This is a brief account of the talk by Prof. and Chair Michael Franklin, of UC Berkeley Computer Sciences Department, on May 29, 2015.
Advances of Data Science and Big Data Analysis:
Massively scalable processing and storage
Pay as you go also scalable
Flexible schema on read
Data lakes for storage
Open source ecosystem driving innovation
He pioneered and operates AMPlab at UC Berkeley. It develops:
Machines cluster and cloud computing
Parts of the system are:
Berkeley Data Analytics Stack
Apache Spark processing engine
In-memory dataflow system
Genomics is an application for this.
At UCB, data science is coordinated at the UC Berkeley Institute for Data Science
It is run by Saul Perlmutter in Physics (he shared the 2011 Nobel Prize in Physics for discovering the acceleration of the Big Bang from Dark Energy by astronomical analysis of type 1a supernova.)
Data Science involves the overlap of Computer Scientists, Statisticians, and Domain Experts.
It also requires Inference, Visualization, and Communication.
Another consideration is the ethics of data collection and usage.
At UC Berkeley, 5,000 out of 6,000 freshmen learn about computing, also involving some Python programming.
At UCB, he is on the Rapid Action Committee on Data Science. Its report will come out soon.
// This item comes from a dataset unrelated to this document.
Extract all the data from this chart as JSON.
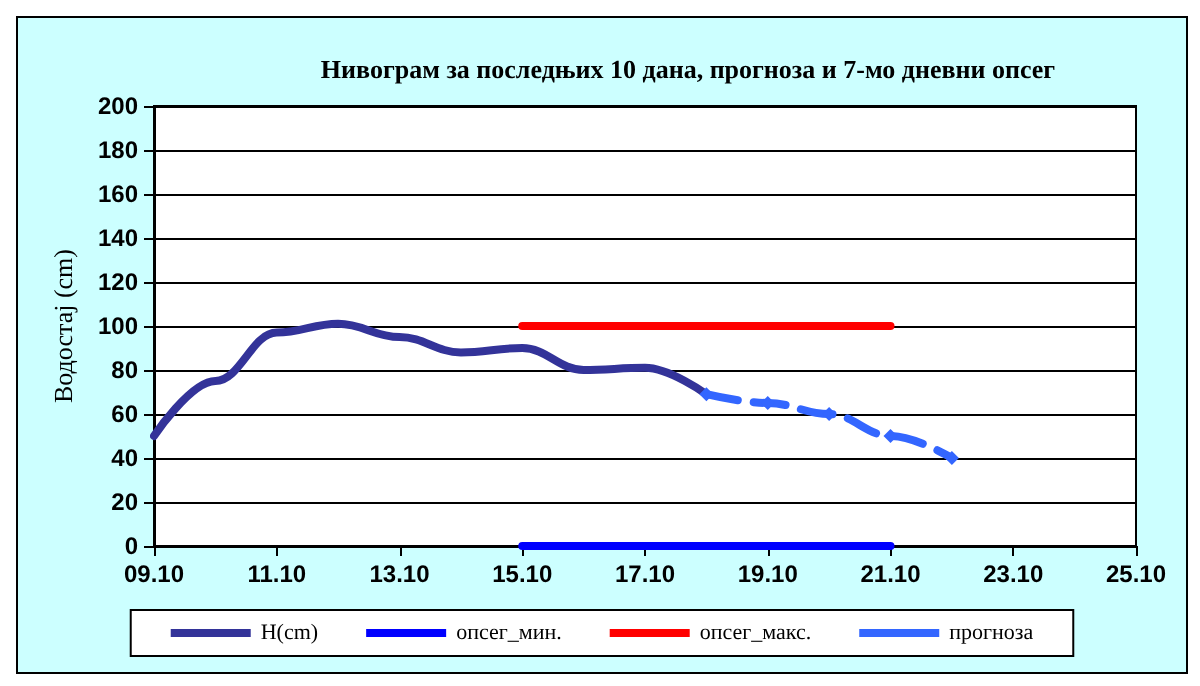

It recommends a basic course for all freshmen. Connecter classes are then recommended leading into the student’s major.
UCI has a major in data science.
I was especially interested in the references for further information that he pointed out.
Big Data Analytics for Dummies, a free pdf from Alteryx.
Frontiers in Massive Data Analysis, another free pdf, from the National Academies Press.
He referenced the Berkeley Institute for Data Science
His lab also developed the free app Carat, which collects data and gives a collaborative energy diagnosis of what apps are causing energy drain on your cell phone.
This was a very informative and non-technical talk.